NaNoWriMo 2011, Teil 4: Halbzeit!

Schnell, schnell, kein Zeit, keine Zeit, keine Zeit … Der NaNoWriMo nimmt mich in Beschlag, weswegen es diesen Monat weniger Blogeinträge gibt als üblich. Trotzdem will ich hier wenigstens kurz ein Zwischenfazit ziehen. Vielleicht hilft es ja dem einen oder anderen, der sich auch gerade dem Schreibwettbewerb mit sich selbst aussetzt.
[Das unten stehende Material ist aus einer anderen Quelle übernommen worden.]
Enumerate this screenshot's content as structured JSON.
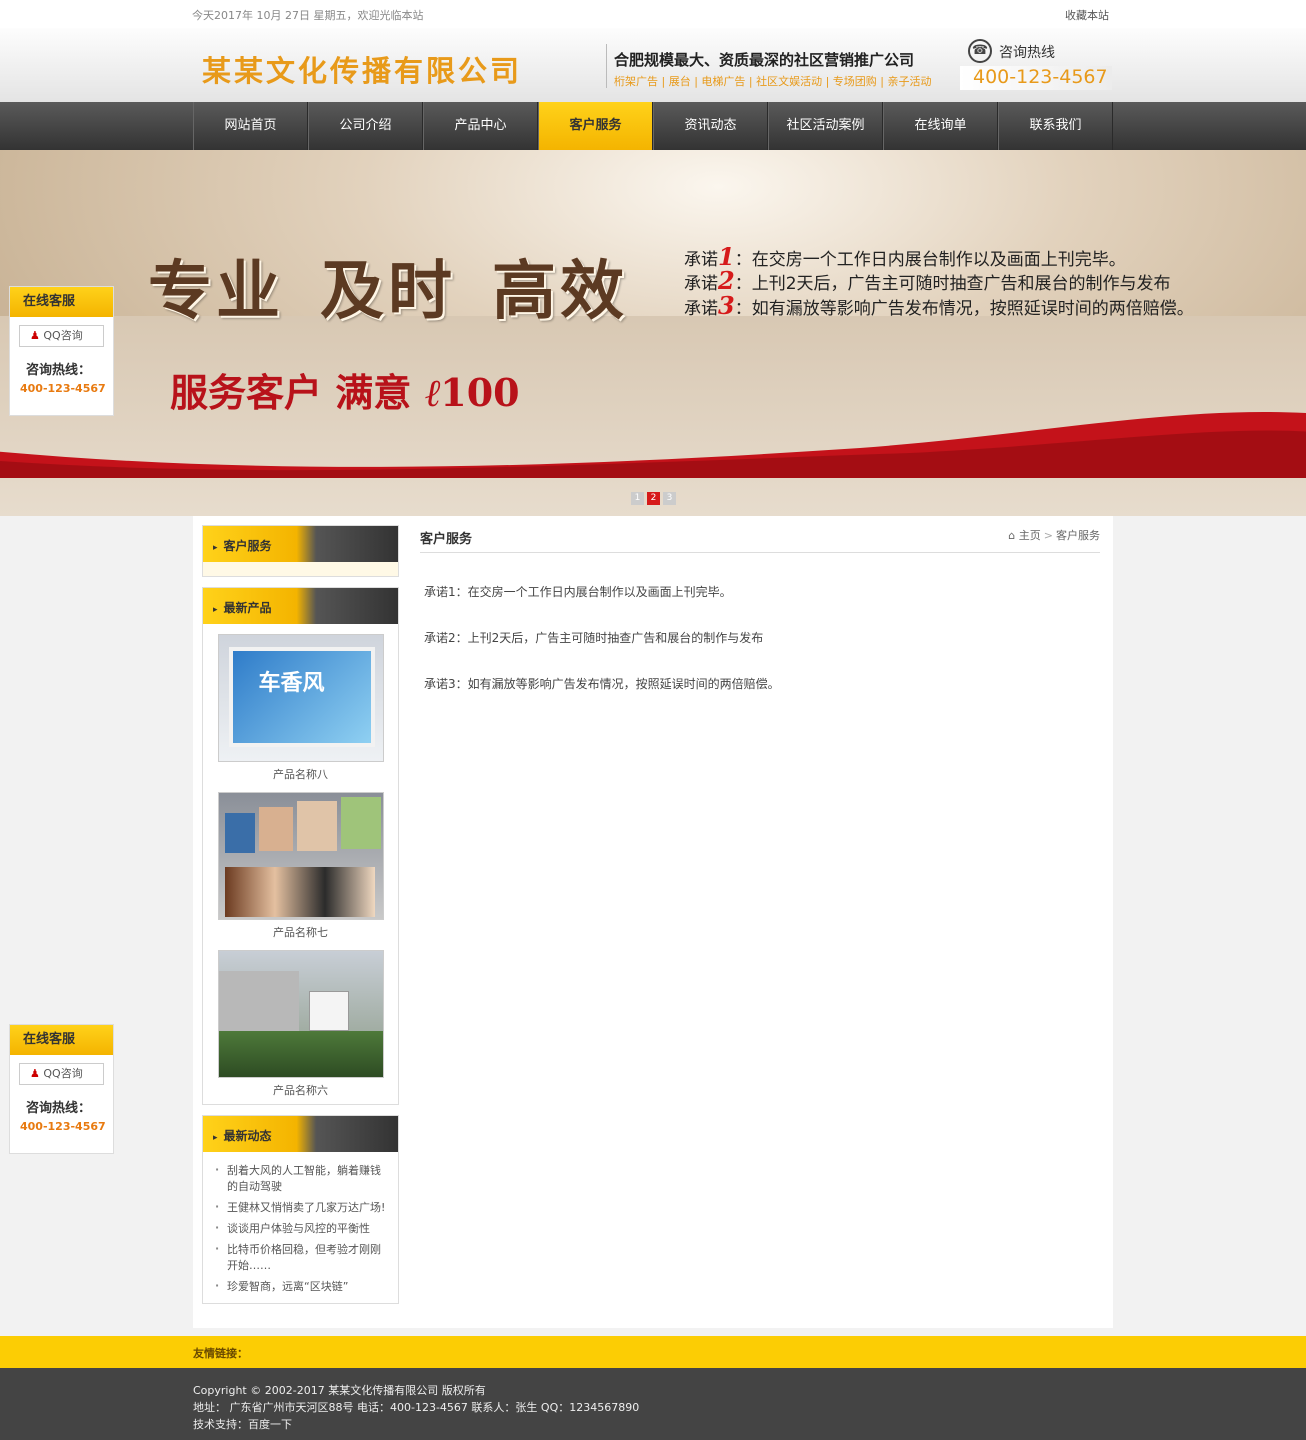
{
  "topbar": {
    "welcome": "今天2017年 10月 27日 星期五，欢迎光临本站",
    "favorite": "收藏本站"
  },
  "header": {
    "logo": "某某文化传播有限公司",
    "slogan_main": "合肥规模最大、资质最深的社区营销推广公司",
    "slogan_sub": "桁架广告 | 展台 | 电梯广告 | 社区文娱活动 | 专场团购 | 亲子活动",
    "hotline_label": "咨询热线",
    "hotline_number": "400-123-4567"
  },
  "nav": [
    "网站首页",
    "公司介绍",
    "产品中心",
    "客户服务",
    "资讯动态",
    "社区活动案例",
    "在线询单",
    "联系我们"
  ],
  "nav_active": "客户服务",
  "banner": {
    "big_words": [
      "专业",
      "及时",
      "高效"
    ],
    "promise_prefix": "承诺",
    "promises": [
      {
        "n": "1",
        "text": "：在交房一个工作日内展台制作以及画面上刊完毕。"
      },
      {
        "n": "2",
        "text": "：上刊2天后，广告主可随时抽查广告和展台的制作与发布"
      },
      {
        "n": "3",
        "text": "：如有漏放等影响广告发布情况，按照延误时间的两倍赔偿。"
      }
    ],
    "serve_slogan": "服务客户 满意",
    "serve_score": "100",
    "slides": [
      "1",
      "2",
      "3"
    ],
    "active_slide": 2
  },
  "float_service": {
    "title": "在线客服",
    "qq": "QQ咨询",
    "hotline_label": "咨询热线：",
    "hotline": "400-123-4567"
  },
  "sidebar": {
    "service_title": "客户服务",
    "products_title": "最新产品",
    "products": [
      {
        "name": "产品名称八"
      },
      {
        "name": "产品名称七"
      },
      {
        "name": "产品名称六"
      }
    ],
    "news_title": "最新动态",
    "news": [
      "刮着大风的人工智能，躺着赚钱的自动驾驶",
      "王健林又悄悄卖了几家万达广场!",
      "谈谈用户体验与风控的平衡性",
      "比特币价格回稳，但考验才刚刚开始……",
      "珍爱智商，远离“区块链”"
    ]
  },
  "content": {
    "title": "客户服务",
    "breadcrumb": {
      "home": "主页",
      "sep": ">",
      "current": "客户服务"
    },
    "paragraphs": [
      "承诺1：在交房一个工作日内展台制作以及画面上刊完毕。",
      "承诺2：上刊2天后，广告主可随时抽查广告和展台的制作与发布",
      "承诺3：如有漏放等影响广告发布情况，按照延误时间的两倍赔偿。"
    ]
  },
  "footer": {
    "friend_links": "友情链接：",
    "copyright": "Copyright © 2002-2017 某某文化传播有限公司 版权所有",
    "address": "地址： 广东省广州市天河区88号 电话：400-123-4567    联系人：张生       QQ：1234567890",
    "support": "技术支持：百度一下"
  },
  "colors": {
    "accent": "#f4b400",
    "orange": "#e89a1a",
    "red": "#d61a1a",
    "nav_dark": "#3c3c3c"
  }
}
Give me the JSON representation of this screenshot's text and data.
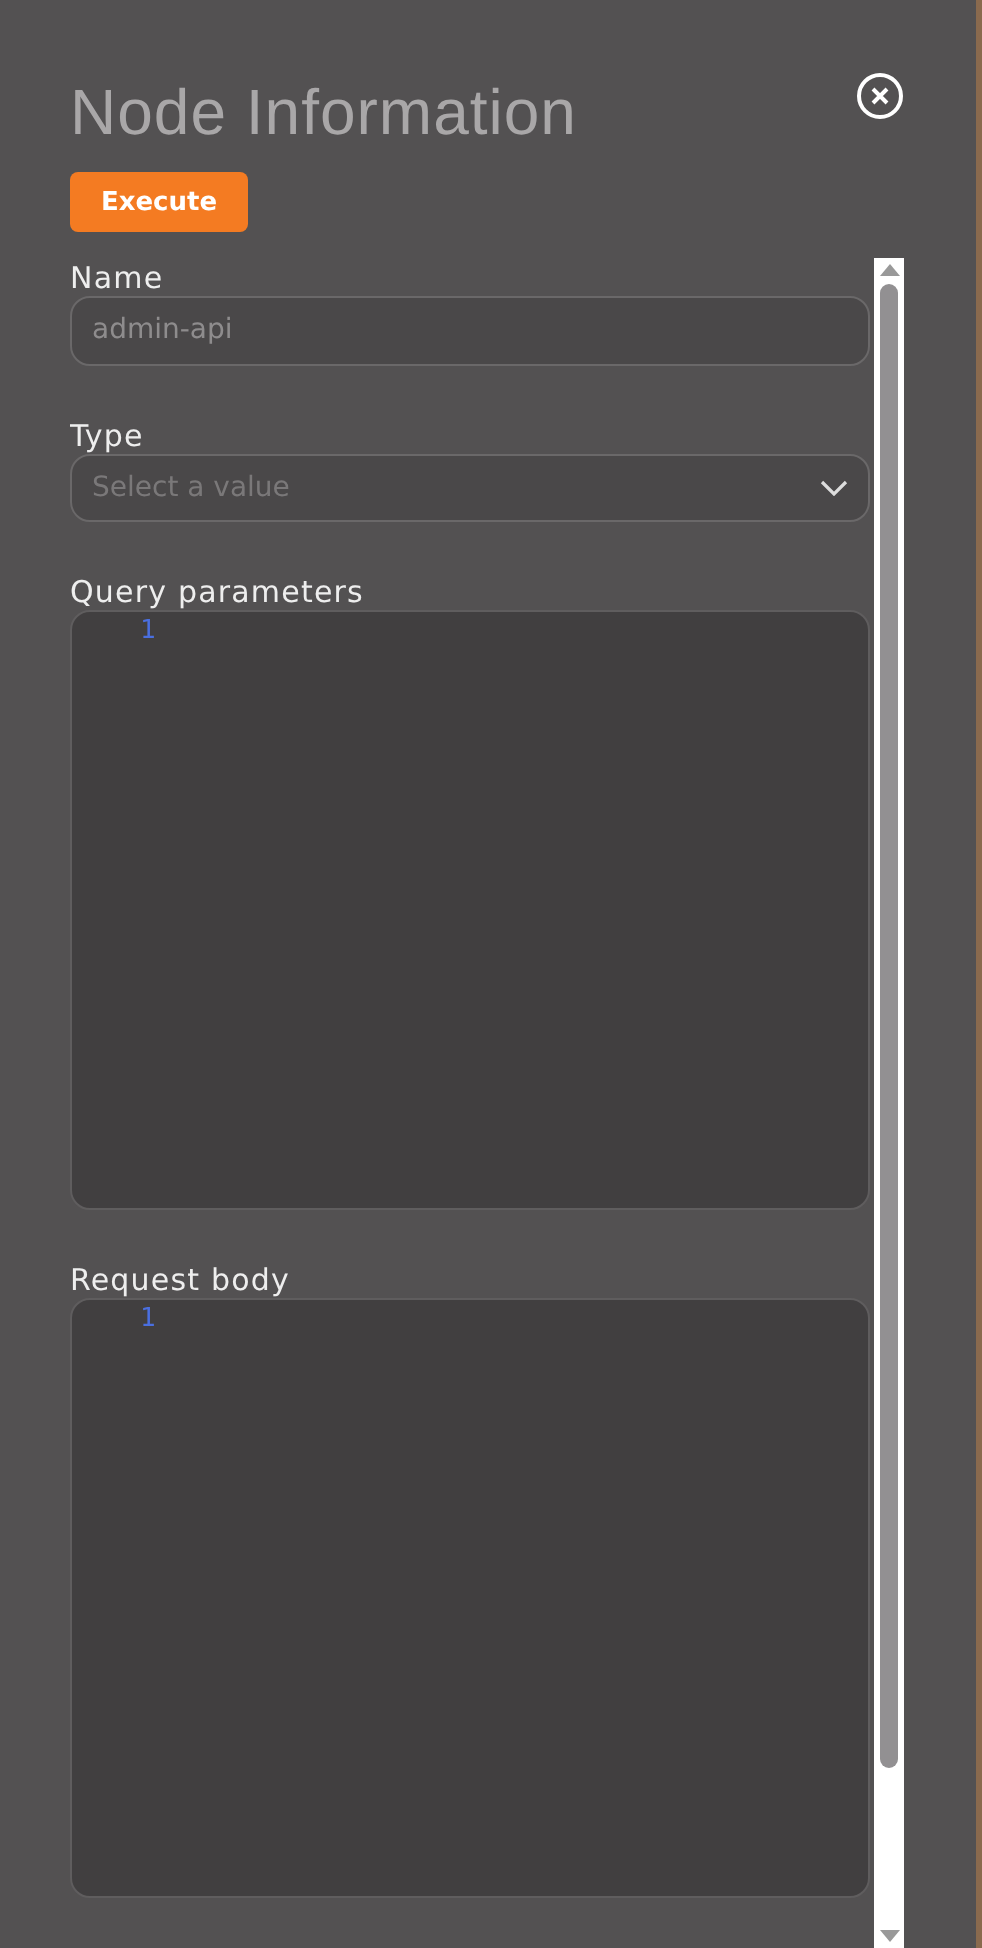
{
  "title": "Node Information",
  "execute_button": "Execute",
  "fields": [
    {
      "kind": "text",
      "label": "Name",
      "value": "admin-api"
    },
    {
      "kind": "select",
      "label": "Type",
      "placeholder": "Select a value"
    },
    {
      "kind": "code",
      "label": "Query parameters",
      "line_numbers": [
        "1"
      ]
    },
    {
      "kind": "code",
      "label": "Request body",
      "line_numbers": [
        "1"
      ]
    }
  ]
}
Folgende positive Entwicklungen habe ich in den letzten zwei Wochen dank des NaNoWriMo an meinem Schreiben festgestellt:

1. Produktivität

Ich bin so produktiv wie nie zuvor, obwohl ich gefühlt viel weniger schreibe als sonst. Die Statistik auf der NaNoWriMo-Website sagt aber etwas anderes. Und der Fortschritt meines Manuskripts auch. Für mich die erste wirklich positive Erfahrung des Wettbewerbs: Meine Produktivität wird mir dank der vielen Statistiken und der kleinen Widgets praktisch ständig vor Augen geführt. Das ist gleichzeitig Belohnung und Kontrolle. Ich werde das also in jedem Fall auch in Zukunft beibehalten und eine Art Schreibtagebuch oder so führen, mit klar definierten Zielen und Deadlines.

Ich hatte vor dem NaNoWriMo den Eindruck, das Schreiben nur dann sinnvoll ist, wenn ich mich mindestens eine Stunde in Ruhe irgendwo hinsetzen und ungestört arbeiten kann. Der NaNoWriMo belehrt mich eines Besseren: Produktivität kann in Minuten entstehen, auch zwischen Tür und Angel. Das Gefühl, es bis zum Ende des Monats schaffen zu müssen, verleitet mich dazu, auch mal nur drei, vier Minuten irgend etwas in den Computer zu hacken. Das sind dann zwar nur eine Handvoll Sätze, die ich hinkriege, aber immerhin. Besser als nichts. Eine wichtige Erfahrung.

2. Innerer Kritiker

Der enorme Zeitdruck bringt meinen inneren Kritiker hervorragend zum Schweigen. Ich achte kein Stück mehr auf die Qualität, sondern nur noch auf die Quantität. Wo ich sonst an einzelnen Sätzen, Formulierungen oder Wörtern hängen bleibe oder mir unendlich lange Gedanken zum Plot und dessen Plausibilität, Figuren, Dialoge usw. mache, schreibe ich nun einfach drauf los, was mir gerade einfällt (und natürlich abgeleitet von meinem Stufendiagramm). Am Ende soll ja kein perfekter Text stehen, sondern nur der Wordcount stimmen.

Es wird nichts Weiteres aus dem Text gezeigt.